Прежде всего, надо было уйти из лаборатории, где я проработал восемь лет после окончания аспирантуры. Мне совсем не хотелось подводить моего научного руководителя и коллег по работе, которые были евреями и добывали свой хлеб на ниве науки. Пришлось предпринять некоторые шаги.
Моим хобби тогда было блуждание по букинистическим магазинам. Из очередного похода я вернулся с кипой медицинских книг, имея целью обнаружить у себя какую-нибудь болезнь. Поверхностно изучил судебную медицину и иные источники научно обоснованного симулянтства. Остановился на посттравматической церебрастении, что означает «остаточные явления после сотрясения головного мозга».

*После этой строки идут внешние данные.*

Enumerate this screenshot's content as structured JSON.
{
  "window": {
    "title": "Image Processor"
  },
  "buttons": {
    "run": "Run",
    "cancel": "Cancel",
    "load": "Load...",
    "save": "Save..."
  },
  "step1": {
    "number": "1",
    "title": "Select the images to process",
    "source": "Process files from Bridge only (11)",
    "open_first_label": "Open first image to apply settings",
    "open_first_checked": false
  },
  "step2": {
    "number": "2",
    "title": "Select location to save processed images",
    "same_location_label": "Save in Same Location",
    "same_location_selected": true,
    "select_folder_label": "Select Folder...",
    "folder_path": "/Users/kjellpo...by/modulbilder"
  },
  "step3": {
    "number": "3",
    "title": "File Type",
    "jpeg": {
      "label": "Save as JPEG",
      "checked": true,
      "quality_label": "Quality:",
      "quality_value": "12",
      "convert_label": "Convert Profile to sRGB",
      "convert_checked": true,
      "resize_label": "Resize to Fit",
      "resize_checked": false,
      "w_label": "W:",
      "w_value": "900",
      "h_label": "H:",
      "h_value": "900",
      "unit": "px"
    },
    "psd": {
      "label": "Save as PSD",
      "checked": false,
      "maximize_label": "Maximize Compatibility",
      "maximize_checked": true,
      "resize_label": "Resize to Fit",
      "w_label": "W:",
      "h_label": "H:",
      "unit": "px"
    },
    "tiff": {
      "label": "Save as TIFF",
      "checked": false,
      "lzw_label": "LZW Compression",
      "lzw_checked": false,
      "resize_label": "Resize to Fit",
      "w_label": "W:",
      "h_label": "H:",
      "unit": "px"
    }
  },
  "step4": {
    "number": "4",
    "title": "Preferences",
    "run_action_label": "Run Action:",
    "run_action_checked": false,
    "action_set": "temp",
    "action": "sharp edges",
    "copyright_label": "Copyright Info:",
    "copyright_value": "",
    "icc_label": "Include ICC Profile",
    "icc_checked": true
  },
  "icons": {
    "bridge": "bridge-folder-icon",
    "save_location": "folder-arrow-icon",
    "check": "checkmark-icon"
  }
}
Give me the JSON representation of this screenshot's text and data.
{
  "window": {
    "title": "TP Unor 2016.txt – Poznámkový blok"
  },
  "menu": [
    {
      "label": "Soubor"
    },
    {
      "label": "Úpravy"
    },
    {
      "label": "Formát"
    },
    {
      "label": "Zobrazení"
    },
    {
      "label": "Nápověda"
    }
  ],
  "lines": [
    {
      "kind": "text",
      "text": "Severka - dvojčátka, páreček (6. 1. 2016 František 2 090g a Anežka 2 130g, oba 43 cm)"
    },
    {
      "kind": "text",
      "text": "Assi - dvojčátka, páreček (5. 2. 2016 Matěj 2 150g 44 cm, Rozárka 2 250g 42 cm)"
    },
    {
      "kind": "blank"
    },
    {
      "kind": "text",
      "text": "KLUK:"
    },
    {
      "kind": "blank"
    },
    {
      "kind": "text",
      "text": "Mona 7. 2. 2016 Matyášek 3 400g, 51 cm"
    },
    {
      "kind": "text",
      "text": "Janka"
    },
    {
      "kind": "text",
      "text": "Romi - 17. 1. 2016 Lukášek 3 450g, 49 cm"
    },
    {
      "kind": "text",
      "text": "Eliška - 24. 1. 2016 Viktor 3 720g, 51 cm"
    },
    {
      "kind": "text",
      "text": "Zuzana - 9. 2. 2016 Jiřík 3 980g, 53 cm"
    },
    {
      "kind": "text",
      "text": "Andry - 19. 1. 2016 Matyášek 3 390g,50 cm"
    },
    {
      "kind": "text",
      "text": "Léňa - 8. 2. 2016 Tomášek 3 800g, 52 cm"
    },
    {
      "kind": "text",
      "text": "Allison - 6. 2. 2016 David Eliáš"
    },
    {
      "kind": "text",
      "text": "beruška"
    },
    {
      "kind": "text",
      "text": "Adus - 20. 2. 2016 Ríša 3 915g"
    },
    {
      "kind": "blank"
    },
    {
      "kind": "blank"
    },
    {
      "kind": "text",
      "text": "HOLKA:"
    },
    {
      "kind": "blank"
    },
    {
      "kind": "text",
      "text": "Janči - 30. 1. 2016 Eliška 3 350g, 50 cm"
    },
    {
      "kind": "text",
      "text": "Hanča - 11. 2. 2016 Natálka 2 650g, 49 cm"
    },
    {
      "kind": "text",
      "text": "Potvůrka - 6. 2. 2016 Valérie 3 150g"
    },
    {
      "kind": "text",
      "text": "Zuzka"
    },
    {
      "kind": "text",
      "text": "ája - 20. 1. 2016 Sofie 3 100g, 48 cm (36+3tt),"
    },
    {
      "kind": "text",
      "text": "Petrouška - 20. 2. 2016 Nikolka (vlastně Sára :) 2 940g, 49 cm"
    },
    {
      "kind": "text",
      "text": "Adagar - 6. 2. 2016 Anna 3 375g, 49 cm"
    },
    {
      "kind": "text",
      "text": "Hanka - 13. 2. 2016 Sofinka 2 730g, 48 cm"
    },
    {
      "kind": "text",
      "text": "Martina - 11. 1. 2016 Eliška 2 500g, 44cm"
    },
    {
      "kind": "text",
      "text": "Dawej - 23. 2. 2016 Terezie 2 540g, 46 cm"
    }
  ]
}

Выпив бутылку дешевого молдавского коньяка, я приобрел наутро мучительную головную боль и чудовищно повышенное давление. Едва начав двигаться без посторонней помощи, пошел в районную поликлинику. Говорю, мол, выпил с друзьями, играл в футбол, упал, ударился головой, потерял сознание, меня рвало, а сейчас жуткие головные боли. Врач поверила на слово и прописала уколы, чтобы снизить внутричерепное давление. Я с достоинством мученика Сиона выдержал несколько болезненных уколы в «тухес», получив взамен справку о временной нетрудоспособности. Этого мне показалось недостаточно, и я не придумал ничего лучшего, как отправиться в психиатрический диспансер. Психиатр, пожилая еврейка, выслушала мою сказку и спокойно сказала: «Ну и что?» Я возмутился, говорю: ничего не помню, тошнит, голова кружится... А она отвечает: «Вам, молодой человек, просто нужно хорошо отдохнуть». Я ушел от нее, но по дороге взял в регистратуре справку о посещении диспансера.
На следующий день пошел к заместителю директора НИИ и попросил внеочередной отпуск без сохранения содержания в связи с состоянием здоровья. Он не возражал. Из отпуска я уже в институт не вернулся. На этом окончился мой трудовой стаж в советской России, а вместе с ним, я надеялся, кончились и мои отношения с советской властью.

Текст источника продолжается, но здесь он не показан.